Major Cost Overruns On Nation's Biggest Public Works Project
February 16, 2000
The Central Artery-Harbor Tunnel Project -- commonly known as the "Big Dig" -- in downtown Boston is the nation's most expensive public works project. And it is getting more expensive all the time. Cost overruns have federal officials hurling charges at Massachusetts officials as the costs emerge and mount.
- The revelation that the project would exceed its $10.8 billion budget by $1.4 billion led to a temporary freeze on state spending and to calls for a criminal investigation.
- More than a decade ago, the project's cost was estimated at $5 billion.

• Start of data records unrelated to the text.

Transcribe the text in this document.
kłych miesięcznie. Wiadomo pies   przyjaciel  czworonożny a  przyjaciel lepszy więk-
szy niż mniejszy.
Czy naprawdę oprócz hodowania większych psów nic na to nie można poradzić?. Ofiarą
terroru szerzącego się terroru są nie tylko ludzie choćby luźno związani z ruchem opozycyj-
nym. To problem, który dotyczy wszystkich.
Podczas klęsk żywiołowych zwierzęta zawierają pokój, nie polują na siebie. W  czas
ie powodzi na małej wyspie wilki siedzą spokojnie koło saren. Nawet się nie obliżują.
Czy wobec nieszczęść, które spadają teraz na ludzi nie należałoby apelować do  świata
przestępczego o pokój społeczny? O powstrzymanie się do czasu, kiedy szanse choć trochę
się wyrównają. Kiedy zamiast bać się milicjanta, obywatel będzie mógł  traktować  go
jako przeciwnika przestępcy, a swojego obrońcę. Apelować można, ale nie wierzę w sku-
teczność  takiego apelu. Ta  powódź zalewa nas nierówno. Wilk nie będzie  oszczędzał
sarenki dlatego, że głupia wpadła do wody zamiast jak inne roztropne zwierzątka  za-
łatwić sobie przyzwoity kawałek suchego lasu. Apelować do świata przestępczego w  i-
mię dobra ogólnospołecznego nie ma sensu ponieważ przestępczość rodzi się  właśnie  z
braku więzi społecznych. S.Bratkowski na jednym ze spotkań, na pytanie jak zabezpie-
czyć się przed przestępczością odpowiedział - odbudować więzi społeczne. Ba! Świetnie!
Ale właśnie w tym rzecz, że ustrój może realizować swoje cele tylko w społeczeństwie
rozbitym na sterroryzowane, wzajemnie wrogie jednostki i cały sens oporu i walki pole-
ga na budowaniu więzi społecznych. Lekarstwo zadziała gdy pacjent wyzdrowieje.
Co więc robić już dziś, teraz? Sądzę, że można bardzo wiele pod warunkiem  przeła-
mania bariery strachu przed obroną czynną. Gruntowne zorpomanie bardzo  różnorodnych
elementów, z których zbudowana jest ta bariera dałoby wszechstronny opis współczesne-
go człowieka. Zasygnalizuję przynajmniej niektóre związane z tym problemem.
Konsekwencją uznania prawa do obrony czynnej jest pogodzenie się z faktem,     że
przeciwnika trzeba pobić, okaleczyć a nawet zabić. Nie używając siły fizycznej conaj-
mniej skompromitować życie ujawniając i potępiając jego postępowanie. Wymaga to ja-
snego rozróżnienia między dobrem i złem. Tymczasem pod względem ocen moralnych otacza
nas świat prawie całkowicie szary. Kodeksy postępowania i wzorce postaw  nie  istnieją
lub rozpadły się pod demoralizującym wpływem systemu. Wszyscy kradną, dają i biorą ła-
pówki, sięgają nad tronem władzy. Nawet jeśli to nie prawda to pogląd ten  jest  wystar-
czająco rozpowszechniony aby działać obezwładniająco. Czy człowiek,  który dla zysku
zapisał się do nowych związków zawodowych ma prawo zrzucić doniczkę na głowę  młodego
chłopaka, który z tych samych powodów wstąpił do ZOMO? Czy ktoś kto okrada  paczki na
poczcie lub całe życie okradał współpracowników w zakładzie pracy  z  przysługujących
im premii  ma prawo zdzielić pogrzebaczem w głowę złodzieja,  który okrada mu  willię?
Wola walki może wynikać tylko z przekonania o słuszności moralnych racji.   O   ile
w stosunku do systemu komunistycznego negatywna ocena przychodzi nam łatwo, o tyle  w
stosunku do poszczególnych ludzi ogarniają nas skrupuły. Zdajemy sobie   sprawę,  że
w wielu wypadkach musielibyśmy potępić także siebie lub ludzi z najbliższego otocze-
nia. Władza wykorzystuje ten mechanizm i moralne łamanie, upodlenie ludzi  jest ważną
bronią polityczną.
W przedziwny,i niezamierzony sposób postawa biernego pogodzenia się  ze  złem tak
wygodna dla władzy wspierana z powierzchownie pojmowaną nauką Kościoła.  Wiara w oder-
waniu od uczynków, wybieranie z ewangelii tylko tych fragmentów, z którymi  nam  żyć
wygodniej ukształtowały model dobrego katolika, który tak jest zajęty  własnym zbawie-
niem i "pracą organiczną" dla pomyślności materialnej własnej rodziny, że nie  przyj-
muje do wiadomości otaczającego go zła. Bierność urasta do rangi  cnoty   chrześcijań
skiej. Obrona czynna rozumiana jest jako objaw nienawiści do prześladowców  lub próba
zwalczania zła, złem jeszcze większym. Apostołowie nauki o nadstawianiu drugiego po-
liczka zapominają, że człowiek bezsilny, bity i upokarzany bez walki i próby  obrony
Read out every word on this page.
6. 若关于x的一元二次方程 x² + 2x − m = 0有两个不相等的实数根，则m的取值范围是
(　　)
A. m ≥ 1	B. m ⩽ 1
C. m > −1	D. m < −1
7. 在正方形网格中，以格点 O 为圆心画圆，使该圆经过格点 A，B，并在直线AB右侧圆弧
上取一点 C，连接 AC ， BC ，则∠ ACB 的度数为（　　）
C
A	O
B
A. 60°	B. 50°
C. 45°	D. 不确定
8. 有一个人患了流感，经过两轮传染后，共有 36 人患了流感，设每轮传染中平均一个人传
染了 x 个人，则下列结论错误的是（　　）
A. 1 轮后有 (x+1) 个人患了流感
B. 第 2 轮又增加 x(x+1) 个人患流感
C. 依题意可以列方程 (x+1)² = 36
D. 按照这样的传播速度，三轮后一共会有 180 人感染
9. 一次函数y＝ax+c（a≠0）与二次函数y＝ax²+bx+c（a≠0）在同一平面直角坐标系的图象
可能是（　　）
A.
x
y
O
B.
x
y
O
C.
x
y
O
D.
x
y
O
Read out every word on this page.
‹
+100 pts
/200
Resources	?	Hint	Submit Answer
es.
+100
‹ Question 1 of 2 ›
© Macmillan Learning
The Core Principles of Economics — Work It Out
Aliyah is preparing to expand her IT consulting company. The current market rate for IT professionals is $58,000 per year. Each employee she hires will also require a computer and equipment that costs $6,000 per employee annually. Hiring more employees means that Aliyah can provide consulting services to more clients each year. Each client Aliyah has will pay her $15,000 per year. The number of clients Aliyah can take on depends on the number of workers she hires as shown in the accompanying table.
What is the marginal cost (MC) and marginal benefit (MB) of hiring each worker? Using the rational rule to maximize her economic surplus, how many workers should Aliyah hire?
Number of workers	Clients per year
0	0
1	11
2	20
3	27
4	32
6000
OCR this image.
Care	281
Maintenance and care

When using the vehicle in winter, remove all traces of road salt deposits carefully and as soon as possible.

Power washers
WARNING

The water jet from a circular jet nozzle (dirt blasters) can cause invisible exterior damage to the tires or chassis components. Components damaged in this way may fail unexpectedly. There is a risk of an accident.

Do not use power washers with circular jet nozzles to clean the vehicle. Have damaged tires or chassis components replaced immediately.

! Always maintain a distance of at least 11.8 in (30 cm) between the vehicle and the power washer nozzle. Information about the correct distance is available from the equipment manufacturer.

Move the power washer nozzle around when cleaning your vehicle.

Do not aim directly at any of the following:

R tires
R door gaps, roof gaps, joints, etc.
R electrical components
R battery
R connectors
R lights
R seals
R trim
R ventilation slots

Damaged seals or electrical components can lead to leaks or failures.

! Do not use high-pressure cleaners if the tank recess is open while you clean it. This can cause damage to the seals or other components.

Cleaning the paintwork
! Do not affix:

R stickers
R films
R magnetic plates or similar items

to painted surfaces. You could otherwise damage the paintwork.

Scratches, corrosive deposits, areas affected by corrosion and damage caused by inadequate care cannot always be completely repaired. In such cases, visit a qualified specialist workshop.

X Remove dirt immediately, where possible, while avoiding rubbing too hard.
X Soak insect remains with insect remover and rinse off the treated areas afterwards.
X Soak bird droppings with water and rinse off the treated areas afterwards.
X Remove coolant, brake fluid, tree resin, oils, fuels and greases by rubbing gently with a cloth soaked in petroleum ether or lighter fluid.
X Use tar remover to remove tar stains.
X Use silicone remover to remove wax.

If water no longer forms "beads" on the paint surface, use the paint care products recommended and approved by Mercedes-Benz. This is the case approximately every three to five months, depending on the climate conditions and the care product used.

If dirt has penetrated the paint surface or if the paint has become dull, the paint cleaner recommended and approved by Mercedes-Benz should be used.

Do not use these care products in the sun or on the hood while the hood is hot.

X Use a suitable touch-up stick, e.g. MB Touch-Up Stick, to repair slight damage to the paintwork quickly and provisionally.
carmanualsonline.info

- State officials didn't reveal the additional costs until February 1 -- coincidentally the same day the Federal Highway Administration approved spending on the project for another year.
- The outraged Rep. Frank Wolf (R-Va.), chairman of a House Transportation subcommittee, accused Massachusetts officials of "deliberate deceit" yesterday and asked whether there could be a "civil or criminal penalty for not telling the truth."
An inspector general's audit of the project warns of possible additional costs.
Massachusetts officials have come up with a plan to cover the overruns by raising tolls on tunnels and the Massachusetts Turnpike a year earlier than planned, eliminate plans to cut driver's license fees and to borrow more money.